You must adapt! Where should you focus?

I majored in public relations. Many of that discipline’s skills transfer to my current work coaching and consulting. For instance, the humble SWOT analysis: brainstorming an organization’s Strengths, Weaknesses, Opportunities and Threats.

In our age, often the external part of that analysis (Opportunities and Threats) has revealed what we are all up against: globalization, rapidly changing markets, industry disruptions, etc. Every one of my current clients is in an industry undergoing upheaval right now. That includes a non-profit.

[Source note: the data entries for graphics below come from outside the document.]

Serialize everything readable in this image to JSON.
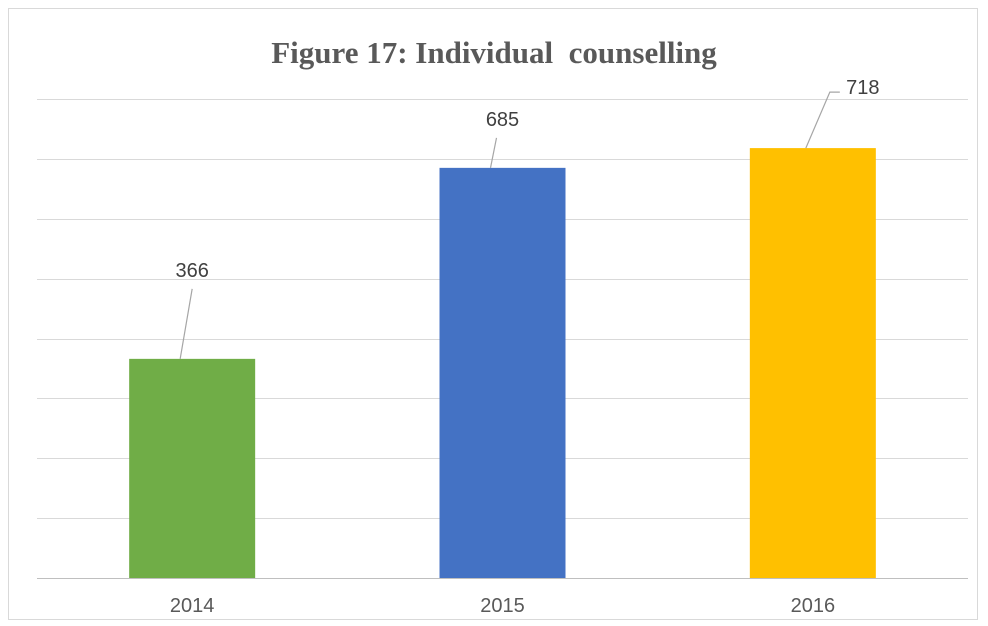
{
  "chart_data": {
    "type": "bar",
    "title": "Figure 17: Individual  counselling",
    "categories": [
      "2014",
      "2015",
      "2016"
    ],
    "values": [
      366,
      685,
      718
    ],
    "colors": [
      "#70ad47",
      "#4472c4",
      "#ffc000"
    ],
    "xlabel": "",
    "ylabel": "",
    "ylim": [
      0,
      800
    ],
    "y_gridline_step": 100,
    "grid": true,
    "legend": "none",
    "data_labels": true
  }
}
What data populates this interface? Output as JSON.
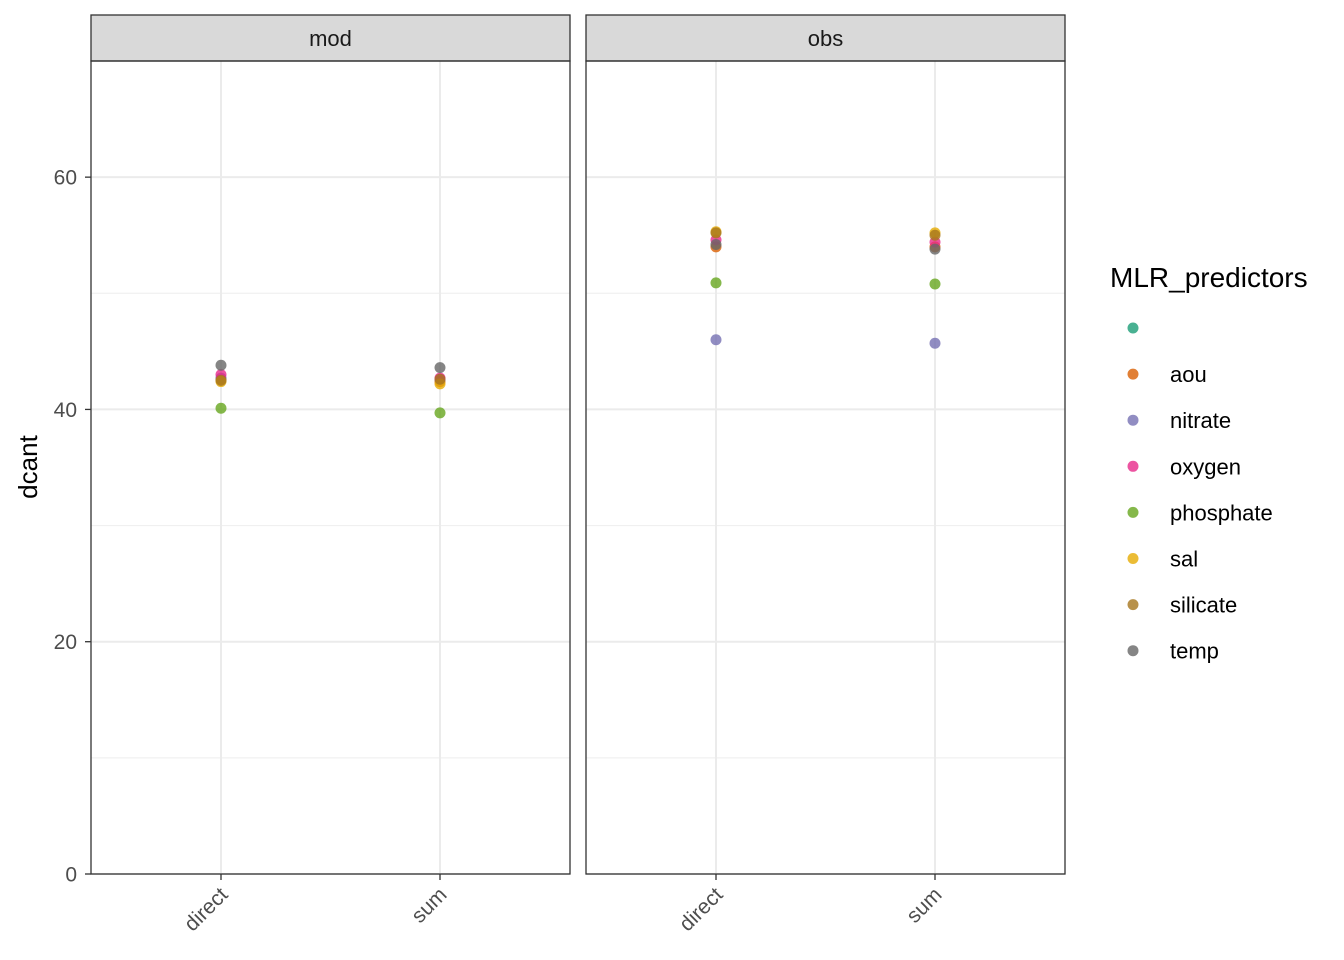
{
  "chart_data": {
    "type": "scatter",
    "ylabel": "dcant",
    "ylim": [
      0,
      70
    ],
    "yticks": [
      0,
      20,
      40,
      60
    ],
    "categories": [
      "direct",
      "sum"
    ],
    "facets": [
      "mod",
      "obs"
    ],
    "grid": true,
    "legend": {
      "title": "MLR_predictors",
      "placement": "right",
      "entries": [
        "",
        "aou",
        "nitrate",
        "oxygen",
        "phosphate",
        "sal",
        "silicate",
        "temp"
      ]
    },
    "colors": {
      "": "#1B9E77",
      "aou": "#D95F02",
      "nitrate": "#7570B3",
      "oxygen": "#E7298A",
      "phosphate": "#66A61E",
      "sal": "#E6AB02",
      "silicate": "#A6761D",
      "temp": "#666666"
    },
    "series": [
      {
        "name": "aou",
        "facet": "mod",
        "values": [
          42.6,
          42.4
        ]
      },
      {
        "name": "nitrate",
        "facet": "mod",
        "values": [
          42.7,
          42.6
        ]
      },
      {
        "name": "oxygen",
        "facet": "mod",
        "values": [
          43.0,
          42.7
        ]
      },
      {
        "name": "phosphate",
        "facet": "mod",
        "values": [
          40.1,
          39.7
        ]
      },
      {
        "name": "sal",
        "facet": "mod",
        "values": [
          42.4,
          42.2
        ]
      },
      {
        "name": "silicate",
        "facet": "mod",
        "values": [
          42.5,
          42.6
        ]
      },
      {
        "name": "temp",
        "facet": "mod",
        "values": [
          43.8,
          43.6
        ]
      },
      {
        "name": "aou",
        "facet": "obs",
        "values": [
          54.0,
          54.0
        ]
      },
      {
        "name": "nitrate",
        "facet": "obs",
        "values": [
          46.0,
          45.7
        ]
      },
      {
        "name": "oxygen",
        "facet": "obs",
        "values": [
          54.6,
          54.4
        ]
      },
      {
        "name": "phosphate",
        "facet": "obs",
        "values": [
          50.9,
          50.8
        ]
      },
      {
        "name": "sal",
        "facet": "obs",
        "values": [
          55.3,
          55.2
        ]
      },
      {
        "name": "silicate",
        "facet": "obs",
        "values": [
          55.2,
          55.0
        ]
      },
      {
        "name": "temp",
        "facet": "obs",
        "values": [
          54.2,
          53.8
        ]
      }
    ]
  }
}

It is why so much consulting work focuses on helping companies become what Peter Senge calls “learning organizations” adept at “team learning.” As Eric Hoffer said, “In times of change learners inherit the earth; while the learned find themselves beautifully equipped to deal with a world that no longer exists.”

In times of change learners inherit the earth; while the learned find themselves beautifully equipped to deal with a world that no longer exists.

Eric Hoffer

So it has become more and more important to adapt–but where should you focus?

An answer: It’s 39 pages including footnotes, but this white paper traces the history of “organizational learning agility,” i.e., the organization’s “ability to respond to adaptive challenge.” It also points the way forward.

The money quote:

“… organizations become stupendously deluded with a belief in technology, while the larger issue is usually one of mindset and leadership behavior.”

I can help, and have helped, teams implement systems and processes. But it is all for naught if you don’t address culture as well.

Is your team able to debate and reach consensus?

Can it study and analyze?

Are these habits or just one-off events to deal with the next crisis?

Some see classical education as stuffy. But the bundles of skills learned there help you stay agile–to “wrestle and grow.”